La semplice onda anomala
Questa fotografia è da tenere a mente per proiettare la visuale economica oltre l’orizzonte del nuovo anno, questo significa tutto e il suo contrario. Quando le politiche monetarie di una potenza economica come gli Stati Uniti entrano in contrasto con lo strapotere dei mercati è sempre complicato tracciare il percorso che seguirà. In ogni caso, valutata la consistenza dei flussi, si può tranquillamente ipotizzare una semplice onda anomala.
Chi scrive augura buone Feste a tutti e si impegna ad accompagnare tutti gli appassionati nel passato.
Siamo sicuri di avere imparato dagli errori del passato?
Perché Tra il 1920 e il 1929 quando gli Stati Uniti vivevano il loro periodo d’oro – il PIL cresceva, la disoccupazione era ai minimi e i mercati azionari registravano record su record – sotto sotto la temperatura di ebollizione di enormi squilibri stava per introdurre a un decennio infernale nel quale a farne le spese furono tutte le economie senza distinzione.

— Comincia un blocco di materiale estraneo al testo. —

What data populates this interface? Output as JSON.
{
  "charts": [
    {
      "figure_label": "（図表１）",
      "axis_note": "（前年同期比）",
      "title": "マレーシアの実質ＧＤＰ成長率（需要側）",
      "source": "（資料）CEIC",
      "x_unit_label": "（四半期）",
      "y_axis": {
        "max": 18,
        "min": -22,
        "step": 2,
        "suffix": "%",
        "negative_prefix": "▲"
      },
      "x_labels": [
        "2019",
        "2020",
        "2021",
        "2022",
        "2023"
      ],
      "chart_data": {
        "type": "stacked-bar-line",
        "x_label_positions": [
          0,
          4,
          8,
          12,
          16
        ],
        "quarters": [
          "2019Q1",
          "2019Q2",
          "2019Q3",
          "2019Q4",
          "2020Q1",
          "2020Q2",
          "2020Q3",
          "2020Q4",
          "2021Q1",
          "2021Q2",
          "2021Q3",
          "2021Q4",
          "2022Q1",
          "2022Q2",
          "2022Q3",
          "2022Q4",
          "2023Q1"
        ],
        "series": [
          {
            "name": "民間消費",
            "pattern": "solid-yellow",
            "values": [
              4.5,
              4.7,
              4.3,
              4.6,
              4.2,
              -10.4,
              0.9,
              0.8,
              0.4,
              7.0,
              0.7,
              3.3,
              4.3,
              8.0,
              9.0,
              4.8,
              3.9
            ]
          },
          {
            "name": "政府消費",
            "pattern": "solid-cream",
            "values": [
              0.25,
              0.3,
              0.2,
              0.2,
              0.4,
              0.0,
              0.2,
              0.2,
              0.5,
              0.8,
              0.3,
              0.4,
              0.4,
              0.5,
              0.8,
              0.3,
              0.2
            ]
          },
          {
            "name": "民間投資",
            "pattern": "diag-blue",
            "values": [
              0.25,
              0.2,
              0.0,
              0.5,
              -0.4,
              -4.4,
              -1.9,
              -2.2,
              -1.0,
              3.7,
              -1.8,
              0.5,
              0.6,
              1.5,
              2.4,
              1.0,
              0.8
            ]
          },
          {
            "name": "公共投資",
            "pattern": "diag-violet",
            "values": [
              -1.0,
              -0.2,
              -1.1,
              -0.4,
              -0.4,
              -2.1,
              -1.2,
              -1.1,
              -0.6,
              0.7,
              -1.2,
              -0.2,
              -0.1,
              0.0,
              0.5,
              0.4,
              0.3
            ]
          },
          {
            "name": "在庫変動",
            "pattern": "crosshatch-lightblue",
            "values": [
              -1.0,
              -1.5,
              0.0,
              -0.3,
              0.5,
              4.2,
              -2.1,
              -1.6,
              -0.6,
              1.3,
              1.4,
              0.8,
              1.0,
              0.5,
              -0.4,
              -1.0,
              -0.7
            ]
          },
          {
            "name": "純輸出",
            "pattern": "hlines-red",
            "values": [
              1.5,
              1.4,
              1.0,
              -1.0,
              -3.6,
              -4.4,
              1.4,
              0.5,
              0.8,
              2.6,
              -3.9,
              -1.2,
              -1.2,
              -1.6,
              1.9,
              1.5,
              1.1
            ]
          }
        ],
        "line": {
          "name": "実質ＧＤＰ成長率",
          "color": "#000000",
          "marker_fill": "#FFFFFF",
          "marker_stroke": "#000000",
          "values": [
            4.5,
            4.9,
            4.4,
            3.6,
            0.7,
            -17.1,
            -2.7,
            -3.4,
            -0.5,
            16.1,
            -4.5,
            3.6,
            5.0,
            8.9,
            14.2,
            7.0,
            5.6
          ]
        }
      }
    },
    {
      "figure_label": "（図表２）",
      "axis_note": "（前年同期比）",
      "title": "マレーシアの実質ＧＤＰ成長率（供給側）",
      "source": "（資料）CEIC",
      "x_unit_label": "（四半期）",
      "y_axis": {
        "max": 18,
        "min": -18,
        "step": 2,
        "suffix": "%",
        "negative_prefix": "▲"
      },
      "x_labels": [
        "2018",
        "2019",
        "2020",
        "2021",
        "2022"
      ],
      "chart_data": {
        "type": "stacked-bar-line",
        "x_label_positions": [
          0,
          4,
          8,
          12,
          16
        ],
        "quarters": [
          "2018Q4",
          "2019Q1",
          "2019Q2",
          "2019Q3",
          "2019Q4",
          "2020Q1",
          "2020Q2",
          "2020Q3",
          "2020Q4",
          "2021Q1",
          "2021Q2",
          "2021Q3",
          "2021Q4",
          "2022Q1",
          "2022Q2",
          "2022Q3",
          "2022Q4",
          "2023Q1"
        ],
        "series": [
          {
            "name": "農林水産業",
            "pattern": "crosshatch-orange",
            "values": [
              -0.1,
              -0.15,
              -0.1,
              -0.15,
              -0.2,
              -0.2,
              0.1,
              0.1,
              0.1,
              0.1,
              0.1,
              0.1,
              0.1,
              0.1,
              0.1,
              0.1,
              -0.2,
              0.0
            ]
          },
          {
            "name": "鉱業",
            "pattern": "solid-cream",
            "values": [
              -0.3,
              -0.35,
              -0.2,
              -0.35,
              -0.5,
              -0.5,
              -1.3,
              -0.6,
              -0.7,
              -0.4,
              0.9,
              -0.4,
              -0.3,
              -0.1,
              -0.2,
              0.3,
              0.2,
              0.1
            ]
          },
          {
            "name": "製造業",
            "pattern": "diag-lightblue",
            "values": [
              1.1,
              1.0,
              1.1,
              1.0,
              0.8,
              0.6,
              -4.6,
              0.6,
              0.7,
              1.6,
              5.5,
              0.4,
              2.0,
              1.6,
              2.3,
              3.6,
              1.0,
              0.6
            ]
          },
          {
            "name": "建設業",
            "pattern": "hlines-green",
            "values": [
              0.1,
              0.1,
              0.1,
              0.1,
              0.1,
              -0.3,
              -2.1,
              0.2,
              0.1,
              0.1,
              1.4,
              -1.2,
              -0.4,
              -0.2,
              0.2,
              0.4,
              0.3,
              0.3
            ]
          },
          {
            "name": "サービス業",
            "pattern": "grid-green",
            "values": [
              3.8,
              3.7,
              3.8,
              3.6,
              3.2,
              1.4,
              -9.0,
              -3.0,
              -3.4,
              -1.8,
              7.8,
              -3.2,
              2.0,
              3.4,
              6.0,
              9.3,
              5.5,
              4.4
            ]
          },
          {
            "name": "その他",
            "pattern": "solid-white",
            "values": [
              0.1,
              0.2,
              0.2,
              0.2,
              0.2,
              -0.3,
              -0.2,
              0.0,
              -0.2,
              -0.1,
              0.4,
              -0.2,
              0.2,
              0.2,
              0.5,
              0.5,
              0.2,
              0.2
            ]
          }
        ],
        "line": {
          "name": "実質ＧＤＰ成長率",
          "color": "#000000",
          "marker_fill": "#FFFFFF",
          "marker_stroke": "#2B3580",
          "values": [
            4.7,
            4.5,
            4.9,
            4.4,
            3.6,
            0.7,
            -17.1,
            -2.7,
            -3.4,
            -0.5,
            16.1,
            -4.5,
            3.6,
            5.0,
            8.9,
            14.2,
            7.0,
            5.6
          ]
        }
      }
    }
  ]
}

Crediti facili, sovrapproduzione, salari stagnanti e un’euforia fuori controllo avevano scollegato la finanza dall’economia reale. Nel 1929 crollò tutto in un solo giorno, spazzando via risparmiatori, investitori e intere economie. Osserveremo nel dettaglio tutta la crisi e troveremo molte similitudini ai giorni nostri. Le velocità sono cambiate e anche gli strumenti di controllo, ma siamo così sicuri di avere imparato dagli errori del passato? Che il 2025 inizi con la consapevolezza per ciascuno di noi che se non impareremo a occuparci dell’economia, sarà l’economia a occuparsi di tutti noi.